Автобиография | страница 11



Поэтому я любил ездить к дедушке в Арканзас. Там хоть можно было в поле босиком побегать и не бояться вляпаться в вонючую кучу, которая размажется и прилипнет к ногам, как в начальной школе.

Мать то и дело — как мне теперь кажется — собирала нас с сестрой и братом, когда мы были еще совсем маленькими, на поезд — ехать в гости к дедушке. Она прикрепляла к нашей одежде бирки с нашими именами, давала нам коробочки с курятиной и сажала в поезд. И уж будь уверен, цыпленок мгновенно исчезал в наших животах, едва поезд отходил от станции. А потом мы всю дорогу сидели голодные, куда б ни ехали. В одну секунду расправлялись с цыпленком. И так было всегда. Так и не научились есть постепенно. Цыпленок был таким вкусным, что ждать было невмоготу. А потом всю дорогу к дедушке ревели — голодные и злые. А когда наконец добирались к деду, мне всегда хотелось у него насовсем остаться. Он подарил мне мою первую лошадь.

У него была рыболовецкая ферма в Арканзасе. Мы ловили рыбу целыми днями — ведрами, бадьями. Потом обжирались жареной рыбой, я с тех пор толк в ней знаю. Да, рыбка была что надо, пальчики оближешь! Так вот мы и носились целыми днями. Катались на лошадях. Рано ложились. Рано вставали. И опять та же круговерть. Веселились мы на все сто. Дедушка был шести футов роста, шоколадного цвета, с большими глазами — похож на моего отца, только повыше. Бабушку звали Айви, а мы звали ее мисс Айви.

Помню, было у нас там много дел, которыми мы никогда не смогли бы заняться в таком городе, как Ист-Сент-Луис. Одним прекрасным утром мы с дядей Эдом, младшим братом отца, — он был на год моложе меня, — расколотили все дедовы арбузы. Переходили от одной груды к другой и разбивали все арбузы, что попадались под руку. Потом из каждого вынимали самую серединку и немного отъедали, но в основном бросали. Мне было около десяти, ему девять. Вернувшись домой, мы начали валяться и хохотать, как последние идиоты. Когда дедушка узнал, что мы натворили, он сказал мне: «Неделю не будешь кататься на лошади». Это навсегда избавило меня от желания бить арбузы. Дед был с характером, вроде отца. И спуска никому не давал. В девять или десять лет мне поручили газетный маршрут, и за небольшую плату я стал по выходным разносить по домам газеты. Не то чтобы я очень нуждался в деньгах — отец к тому времени их целую кучу зарабатывал. Просто мне хотелось иметь свои и не клянчить у родителей.

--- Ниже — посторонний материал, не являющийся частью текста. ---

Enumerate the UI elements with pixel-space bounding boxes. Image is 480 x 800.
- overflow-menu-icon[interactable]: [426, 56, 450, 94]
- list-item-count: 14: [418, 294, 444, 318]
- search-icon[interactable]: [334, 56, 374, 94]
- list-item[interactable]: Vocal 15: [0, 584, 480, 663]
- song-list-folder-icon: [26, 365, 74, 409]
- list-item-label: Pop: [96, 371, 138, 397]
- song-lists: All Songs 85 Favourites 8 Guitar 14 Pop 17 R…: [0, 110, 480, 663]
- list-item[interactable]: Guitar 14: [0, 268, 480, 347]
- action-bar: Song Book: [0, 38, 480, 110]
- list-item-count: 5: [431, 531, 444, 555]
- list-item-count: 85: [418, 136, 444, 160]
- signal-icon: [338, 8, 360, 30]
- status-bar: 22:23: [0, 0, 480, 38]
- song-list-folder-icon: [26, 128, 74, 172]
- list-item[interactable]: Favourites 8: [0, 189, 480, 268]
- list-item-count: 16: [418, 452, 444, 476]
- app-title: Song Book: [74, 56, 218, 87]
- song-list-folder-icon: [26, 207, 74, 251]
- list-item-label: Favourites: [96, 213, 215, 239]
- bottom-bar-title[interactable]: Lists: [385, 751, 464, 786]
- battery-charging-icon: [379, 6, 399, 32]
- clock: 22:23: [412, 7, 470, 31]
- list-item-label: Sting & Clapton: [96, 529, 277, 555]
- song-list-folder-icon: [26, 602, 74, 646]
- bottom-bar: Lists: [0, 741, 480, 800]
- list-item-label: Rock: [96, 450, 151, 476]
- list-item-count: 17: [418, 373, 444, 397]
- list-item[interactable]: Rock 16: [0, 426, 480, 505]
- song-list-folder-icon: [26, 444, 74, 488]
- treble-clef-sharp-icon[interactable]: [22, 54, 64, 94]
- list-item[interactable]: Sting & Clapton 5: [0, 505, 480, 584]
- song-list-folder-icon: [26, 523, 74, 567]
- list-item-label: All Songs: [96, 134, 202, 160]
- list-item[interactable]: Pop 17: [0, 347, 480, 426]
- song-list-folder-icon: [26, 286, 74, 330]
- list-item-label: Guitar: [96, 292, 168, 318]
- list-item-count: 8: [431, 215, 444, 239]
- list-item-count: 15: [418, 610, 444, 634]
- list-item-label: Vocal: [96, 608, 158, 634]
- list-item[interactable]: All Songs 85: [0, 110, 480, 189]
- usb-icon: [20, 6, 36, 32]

Я таким всегда был — независимым, всегда рассчитывал только на себя. Я не много наваривал — около шестидесяти пяти центов в неделю, зато свои. Я на них конфеты покупал. У меня всегда был полон карман конфет и стеклянных шариков. Я менял конфеты на шарики, а шарики на конфеты, газировку и жвачку. Уже тогда я откуда-то знал, что нужно уметь торговаться, — точно не помню, кто меня этому научил, возможно отец. В Великую депрессию многие бедствовали и голодали. Но нашей семьи это не коснулось, отец был мастером добывать деньги.